Generell lässt sich feststellen, dass über den gesamten betrachteten Zeitabschnitt fast durchgängig deutlich mehr Frauen als Männer durch Heirat nach Güntersleben kamen. Erklären lässt sich das damit, dass Männer den Nachweis einer gesicherten Existenz im Allgemeinen nur dann erbringen konnten, wenn sie einen Hof übernehmen konnten oder zur selbstständigen Ausübung eines Handwerks befähigt waren, das im Dorf gebraucht wurde. Die Möglichkeit, einen Hof zu übernehmen, ergab sich aber nur, wenn auf diesem kein männlicher Nachkomme vorhanden war oder der Hoferbe früh verstorben war. Vor allem im 19. Jahrhundert, als die Einwohnerzahl stärker als bis dahin wuchs, kam es immer seltener vor, dass ein Hof für einen Außenstehenden frei wurde. Andere Arbeitsplätze gab es im Dorf kaum, die Zahl der Familienmitglieder, die als Tagelöhner kein festes Auskommen hatten, wurde immer größer. Folgerichtig war es für junge Männer aus dem Umkreis immer weniger möglich und auch kaum erstrebenswert, nach Güntersleben zu heiraten. In den Jahrzehnten vor dem Ersten Weltkrieg kam bei den Ehen zwischen Einheimischen und Auswärtigen in zwei von drei Fällen die Frau und nur bei jeder dritten Ehe der Mann von auswärts.

 

Aus weiter Ferne

Nur höchst selten kam es früher vor, dass jemand aus einer entfernteren Gegend in Güntersleben ansässig wurde. Wenn doch, dann waren es Männer, genauer gesagt junge Männer, die ihre Lehrjahre mit der vorgeschriebenen Wanderschaft abschlossen und auf ihrer Walz in Güntersleben Station machten. Und dabei kam es auch vor, dass man sich in ein Mädchen am Ort verliebte oder – wie im Lied von der schönen Müllerin besungen – am besten gleich die Tochter des Meisters für sich entflammen konnte. Auf diese Weise blieb 1721 der Maurergeselle Franz Ittenson aus St. Margarethen in der Schweiz in Güntersleben „hängen“, heiratete eine Maurerstochter und übte hier sein Handwerk aus, das nach ihm sein Sohn und nach diesem auch noch sein Enkel fortführte. 1783 heiratete der Bäckergeselle Joseph Kettemann aus Gräfelfing bei München die Tochter des ortsansässigen Bäckers Nikolaus Keupp und übernahm später dessen Geschäft oben an der Langgasse. Auch dieses Geschäft wurde über mehrere Generationen von seinen Nachkommen weitergeführt, die es überdies zu beträchtlichem Wohlstand brachten.

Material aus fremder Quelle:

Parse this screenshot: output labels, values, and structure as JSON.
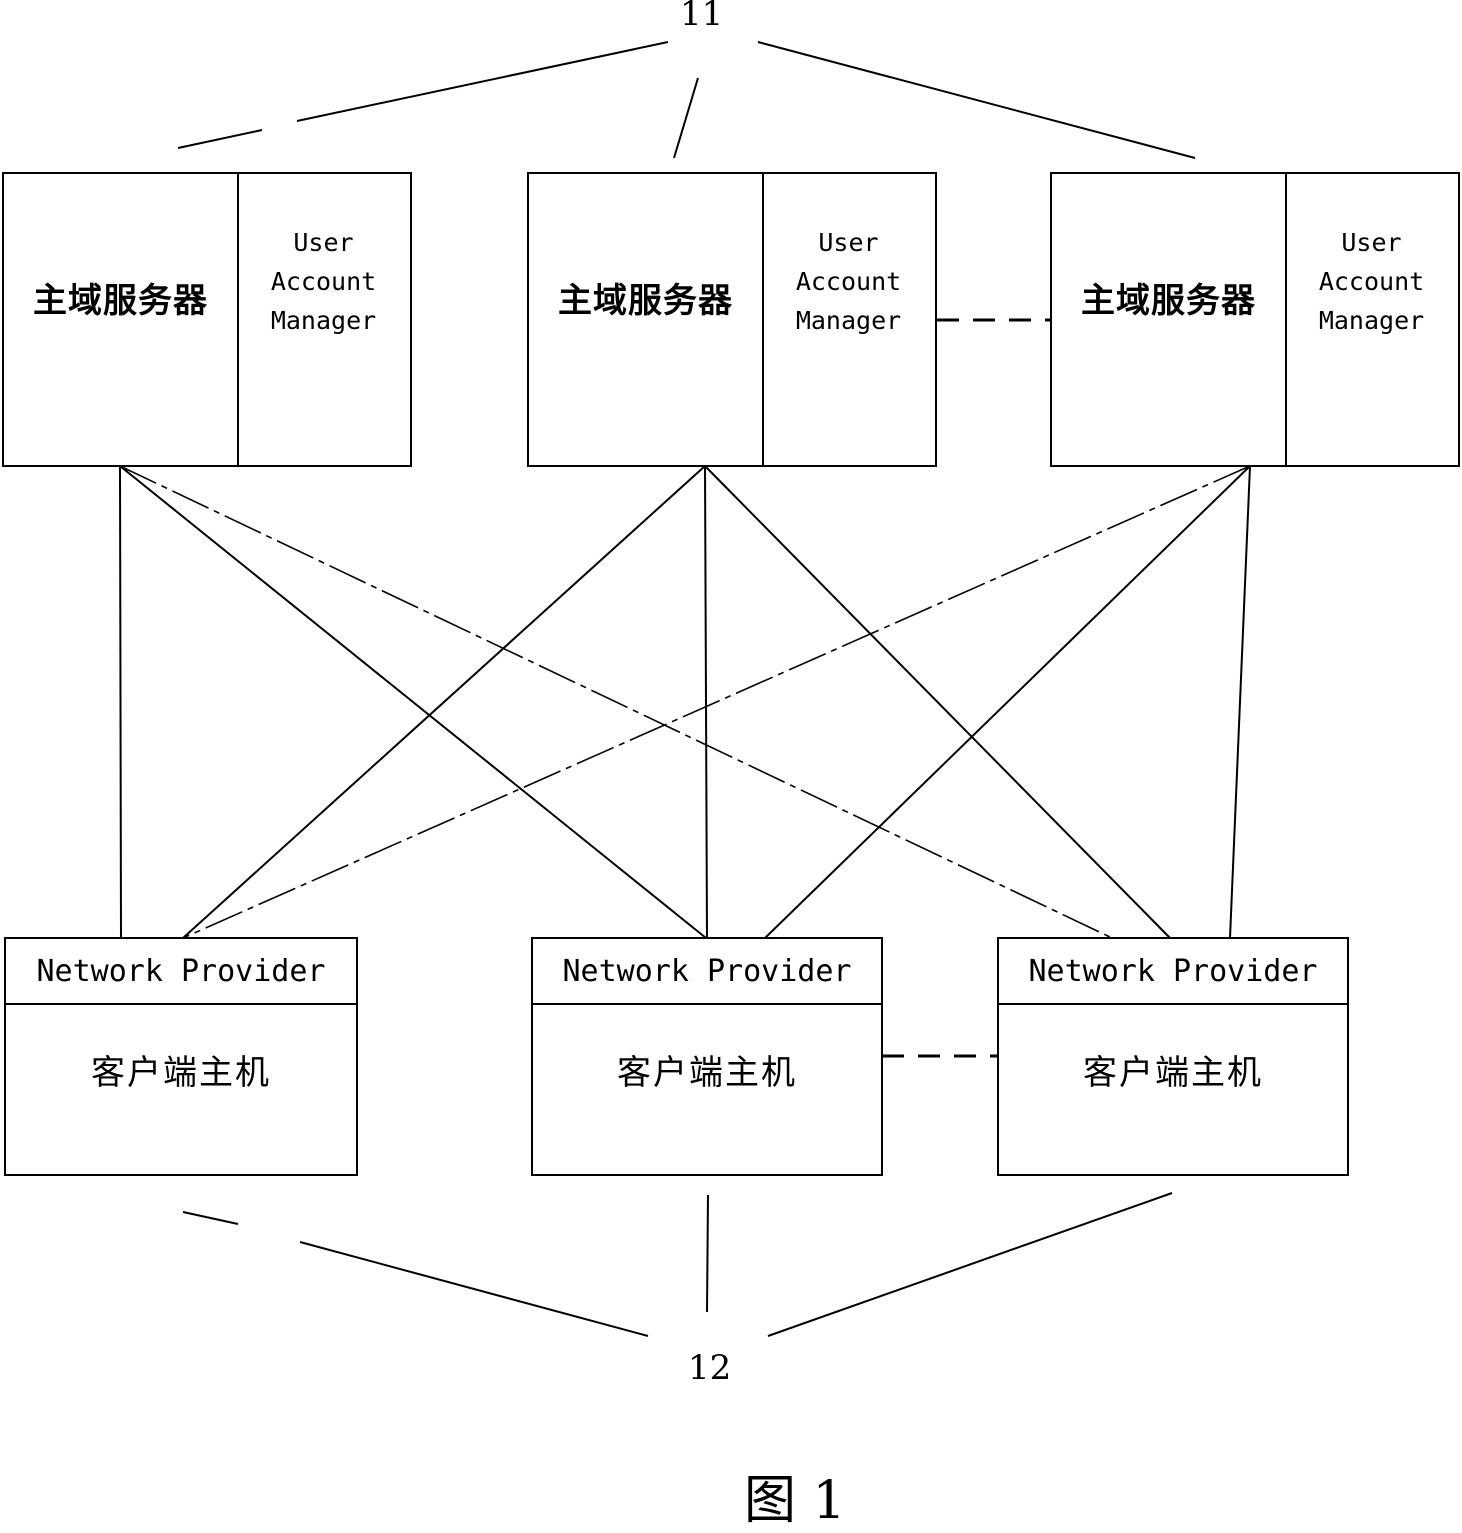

Wenn manchen Dörfern auch in unserer Gegend nicht immer zu Unrecht nachgesagt wird, dass sie sich in der Vergangenheit mehr als notwendig abgegrenzt und alles, was von außen kam, nach Möglichkeit ferngehalten haben, dann trifft das auf Güntersleben gewiss nicht zu. Die Offenheit und die Bereitschaft, sich auf Neue(s) einzulassen – früher unter dem Vorbehalt, dass das Auskommen der Neuankömmlinge gesichert war und sie nicht der Allgemeinheit zur Last fallen würden – hat hier eine lange Tradition.